# 15.median

#1

Oops, try again. median([1]) resulted in an error: list indices must be integers, not float

I m assuming every odd number/2 will have .5 left behind , and it would make sense that I add .5 to round it up. is it?

``````def median(lst):
resutlt=0
while lst>0:
sorted(lst)
if len(lst)%2==0:
result=(lst[len(lst)/2-1]+lst[len(lst)/2+1])/2
else:
result=lst[len(lst)/2.0+.5]
return result``````

#2

In Python 2, which we're using, integer division gives an integer result.

``7 / 2 == 3``

But given that lists are zero-indexed, 3 is the middle index, hence the median.

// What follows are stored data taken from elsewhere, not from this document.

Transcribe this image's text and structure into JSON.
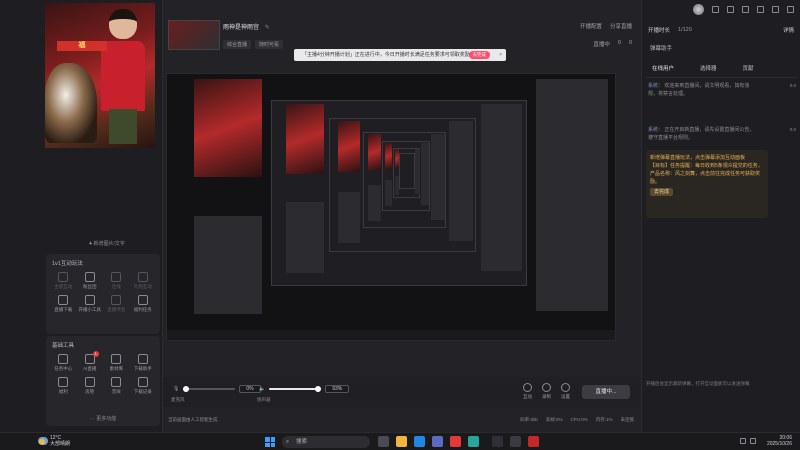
{
  "left_panel": {
    "add_scene_label": "新增图片/文字",
    "live_tools": {
      "title": "1v1互动玩法",
      "items": [
        {
          "label": "主题互动",
          "icon": "mic-icon",
          "dim": true
        },
        {
          "label": "粉丝团",
          "icon": "shield-icon",
          "dim": false
        },
        {
          "label": "连线",
          "icon": "link-icon",
          "dim": true
        },
        {
          "label": "礼物互动",
          "icon": "gift-icon",
          "dim": true
        },
        {
          "label": "直播下载",
          "icon": "download-icon",
          "dim": false
        },
        {
          "label": "开播小工具",
          "icon": "grid-icon",
          "dim": false
        },
        {
          "label": "直播伴侣",
          "icon": "record-icon",
          "dim": true
        },
        {
          "label": "福利任务",
          "icon": "task-icon",
          "dim": false
        }
      ]
    },
    "basic_tools": {
      "title": "基础工具",
      "items": [
        {
          "label": "任务中心",
          "icon": "clipboard-icon",
          "badge": ""
        },
        {
          "label": "AI直播",
          "icon": "ai-icon",
          "badge": "1"
        },
        {
          "label": "素材库",
          "icon": "image-icon",
          "badge": ""
        },
        {
          "label": "下载助手",
          "icon": "download-icon",
          "badge": ""
        },
        {
          "label": "福利",
          "icon": "chat-icon",
          "badge": ""
        },
        {
          "label": "房管",
          "icon": "shield-icon",
          "badge": ""
        },
        {
          "label": "音效",
          "icon": "sound-icon",
          "badge": ""
        },
        {
          "label": "下载记录",
          "icon": "record-icon",
          "badge": ""
        }
      ],
      "more_label": "更多功能"
    }
  },
  "header": {
    "room_title": "雨神是神雨宫",
    "tags": [
      "综合直播",
      "随时可看"
    ],
    "right_top": [
      "开播配置",
      "分享直播"
    ],
    "right_bottom": [
      "直播中",
      "0",
      "0"
    ]
  },
  "notice": {
    "text": "「主播4分钟开播计划」正在进行中，今日开播时长满足任务要求可领取奖励",
    "action_label": "去完成"
  },
  "bottom": {
    "mic_label": "麦克风",
    "mic_pct": "0%",
    "mic_level": 0.0,
    "speaker_label": "扬声器",
    "speaker_pct": "93%",
    "speaker_level": 0.93,
    "tools": [
      {
        "label": "互动",
        "icon": "interact-icon"
      },
      {
        "label": "录制",
        "icon": "camera-icon"
      },
      {
        "label": "设置",
        "icon": "gear-icon"
      }
    ],
    "live_button": "直播中..."
  },
  "status": {
    "left": "当前画面由人工智能生成",
    "right": [
      "码率:0kb",
      "丢帧:0%",
      "CPU:0%",
      "内存:1%",
      "未连接"
    ]
  },
  "right_panel": {
    "header": {
      "tab": "开播时长",
      "count": "1/120",
      "action": "详情"
    },
    "assistant_title": "弹幕助手",
    "tabs": [
      "在线用户",
      "选择器",
      "贡献"
    ],
    "messages": [
      {
        "name": "系统",
        "text": "欢迎来到直播间，请文明观看，如有违规，将禁言处理。"
      },
      {
        "name": "系统",
        "text": "正在开启新直播，请先设置直播间公告，遵守直播平台规则。"
      }
    ],
    "side_notes": [
      "0.0",
      "0.0"
    ],
    "system_box": {
      "title": "新增弹幕直播玩法，点击弹幕添加互动面板",
      "body": "【目标】任务提醒：每日收到5条观众提交的任务，产品名称：风之剑舞，点击前往完成任务可获取奖励。",
      "button": "去完成"
    },
    "input_hint": "开播后会显示最新弹幕，打开互动面板可以发送弹幕"
  },
  "taskbar": {
    "weather_temp": "12°C",
    "weather_desc": "大部晴朗",
    "search_placeholder": "搜索",
    "time": "20:06",
    "date": "2025/10/26"
  }
}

Now consider an even length:

``8 / 2 == 4``

With zero-indexing, this is the higher of the two middle indices

``[4 - 1]  &  [4]``

would be the middle pair.

Now on this median, the sum of the two values may be odd, so dividing by 2 will give an integer result, which we don't want. Implicit casting to float with 2.0 is okay, and probably shown in one lesson or another, so I won't vehemently object, just toss out my old, 'counting numbers are not floats' speech. The explicit approach to me makes for more readable code.

``float( sample[m - 1] + sample[m] ) / 2``

#4

This topic was automatically closed 7 days after the last reply. New replies are no longer allowed.